PPF:  What has been the highest point so far?

RC: I basically do not even know. I loved every step of the way, and I am so excited for this new chapter, I could scream.

PPF: What is essential to help you do your best work?

RC: A staff, which I do not have. I hate billing, accounting and filing.

PPF: Describe your version of the perfect day.

RC: Business or pleasure?

PPF: Maybe both.

RC: Business: Design ideas flooding the brain, and everything coming together. Pleasure: Family tennis.

PPF: What or who most inspires you and why?

RC: Really kind people. Kindness overrules smart, happy and rich. No one talks about your money at your funeral.

PPF:  What job could you never, ever do, no matter how broke you were?

RC: Surgeon

PPF: When have you been most daring in your life?

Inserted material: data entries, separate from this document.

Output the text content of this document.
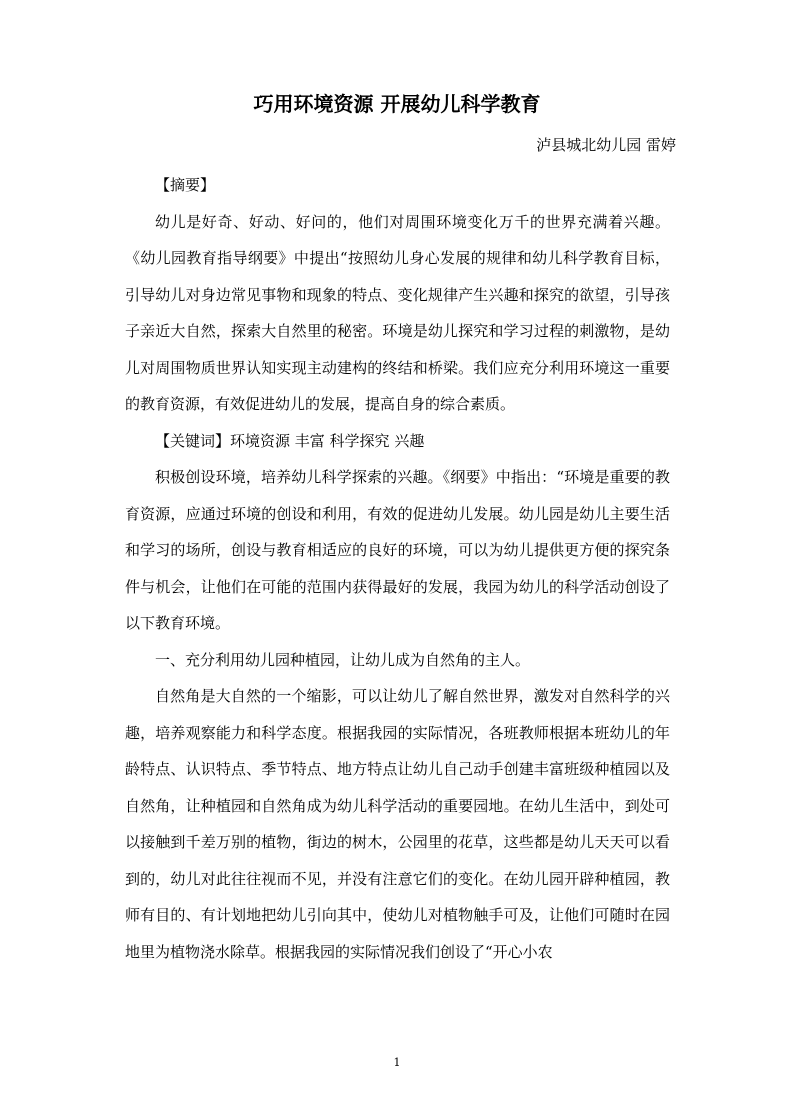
巧用环境资源 开展幼儿科学教育

泸县城北幼儿园 雷婷

【摘要】

幼儿是好奇、好动、好问的，他们对周围环境变化万千的世界充满着兴趣。《幼儿园教育指导纲要》中提出“按照幼儿身心发展的规律和幼儿科学教育目标，引导幼儿对身边常见事物和现象的特点、变化规律产生兴趣和探究的欲望，引导孩子亲近大自然，探索大自然里的秘密。环境是幼儿探究和学习过程的刺激物，是幼儿对周围物质世界认知实现主动建构的终结和桥梁。我们应充分利用环境这一重要的教育资源，有效促进幼儿的发展，提高自身的综合素质。

【关键词】环境资源 丰富 科学探究 兴趣

积极创设环境，培养幼儿科学探索的兴趣。《纲要》中指出：“环境是重要的教育资源，应通过环境的创设和利用，有效的促进幼儿发展。幼儿园是幼儿主要生活和学习的场所，创设与教育相适应的良好的环境，可以为幼儿提供更方便的探究条件与机会，让他们在可能的范围内获得最好的发展，我园为幼儿的科学活动创设了以下教育环境。

一、充分利用幼儿园种植园，让幼儿成为自然角的主人。

自然角是大自然的一个缩影，可以让幼儿了解自然世界，激发对自然科学的兴趣，培养观察能力和科学态度。根据我园的实际情况，各班教师根据本班幼儿的年龄特点、认识特点、季节特点、地方特点让幼儿自己动手创建丰富班级种植园以及自然角，让种植园和自然角成为幼儿科学活动的重要园地。在幼儿生活中，到处可以接触到千差万别的植物，街边的树木，公园里的花草，这些都是幼儿天天可以看到的，幼儿对此往往视而不见，并没有注意它们的变化。在幼儿园开辟种植园，教师有目的、有计划地把幼儿引向其中，使幼儿对植物触手可及，让他们可随时在园地里为植物浇水除草。根据我园的实际情况我们创设了“开心小农

1
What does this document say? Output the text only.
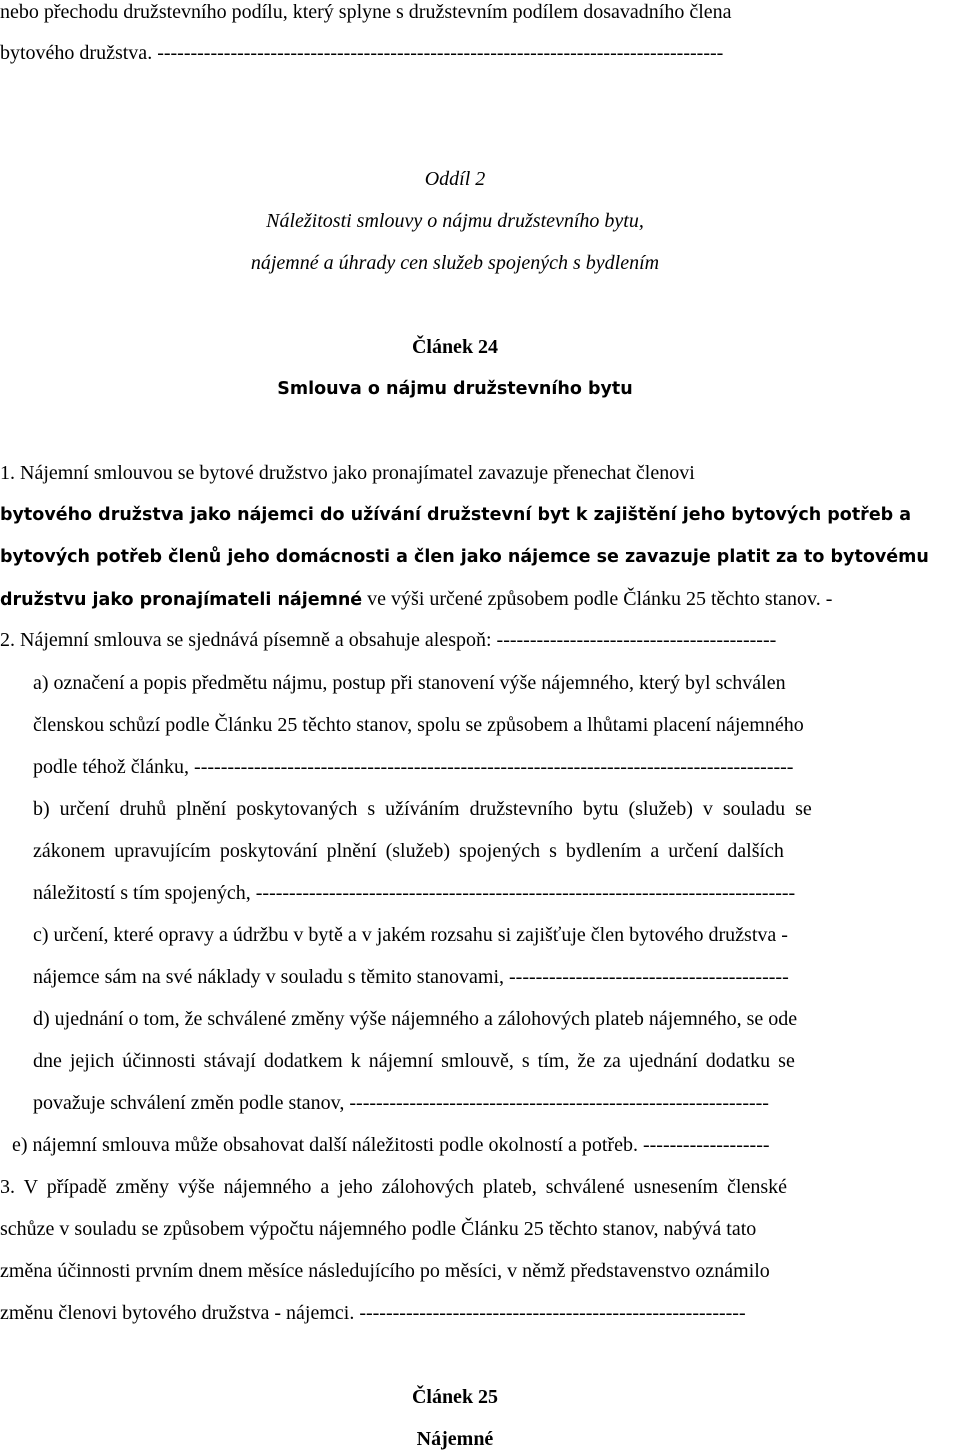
nebo přechodu družstevního podílu, který splyne s družstevním podílem dosavadního člena
bytového družstva. -------------------------------------------------------------------------------------
Oddíl 2
Náležitosti smlouvy o nájmu družstevního bytu,
nájemné a úhrady cen služeb spojených s bydlením
Článek 24
Smlouva o nájmu družstevního bytu
1. Nájemní smlouvou se bytové družstvo jako pronajímatel zavazuje přenechat členovi
bytového družstva jako nájemci do užívání družstevní byt k zajištění jeho bytových potřeb a
bytových potřeb členů jeho domácnosti a člen jako nájemce se zavazuje platit za to bytovému
družstvu jako pronajímateli nájemné ve výši určené způsobem podle Článku 25 těchto stanov. -
2. Nájemní smlouva se sjednává písemně a obsahuje alespoň: ------------------------------------------
a) označení a popis předmětu nájmu, postup při stanovení výše nájemného, který byl schválen
členskou schůzí podle Článku 25 těchto stanov, spolu se způsobem a lhůtami placení nájemného
podle téhož článku, ------------------------------------------------------------------------------------------
b) určení druhů plnění poskytovaných s užíváním družstevního bytu (služeb) v souladu se
zákonem upravujícím poskytování plnění (služeb) spojených s bydlením a určení dalších
náležitostí s tím spojených, ---------------------------------------------------------------------------------
c) určení, které opravy a údržbu v bytě a v jakém rozsahu si zajišťuje člen bytového družstva -
nájemce sám na své náklady v souladu s těmito stanovami, ------------------------------------------
d) ujednání o tom, že schválené změny výše nájemného a zálohových plateb nájemného, se ode
dne jejich účinnosti stávají dodatkem k nájemní smlouvě, s tím, že za ujednání dodatku se
považuje schválení změn podle stanov, ---------------------------------------------------------------
e) nájemní smlouva může obsahovat další náležitosti podle okolností a potřeb. -------------------
3. V případě změny výše nájemného a jeho zálohových plateb, schválené usnesením členské
schůze v souladu se způsobem výpočtu nájemného podle Článku 25 těchto stanov, nabývá tato
změna účinnosti prvním dnem měsíce následujícího po měsíci, v němž představenstvo oznámilo
změnu členovi bytového družstva - nájemci. ----------------------------------------------------------
Článek 25
Nájemné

RC: Oh, that is private but it involved confronting someone very, very close to me not knowing how the outcome would go.

PPF:  When have you been most afraid?

RC: See my last answer.

PPF: What is the best advice you ever got?

RC: Be your husband’s girlfriend.

PPF: What’s on your bedside table right now?

RC: iPad, reading glasses, Carmex

PPF: What’s the trip you keep talking about taking one day?

RC: Africa

PPF: First concert you ever went to?

RC: Donny Osmond with my mom and brother

PPF: Best concert you ever went to?

RC: Carole King

PPF: Song that would be the title track to the soundtrack of your life?

RC: “I Feel the Earth Move” … Carole King again

PPF: Best meal you ever had?

RC: Anything I don’t make.

PPF: What are you really good at that might surprise a lot of people?

RC: The running man

PPF: If you could interview someone and ask him/her these questions, who would it be?

RC: Carole King

One Comment

  1. When I grow up I want to be Raili! AWESOME!!!!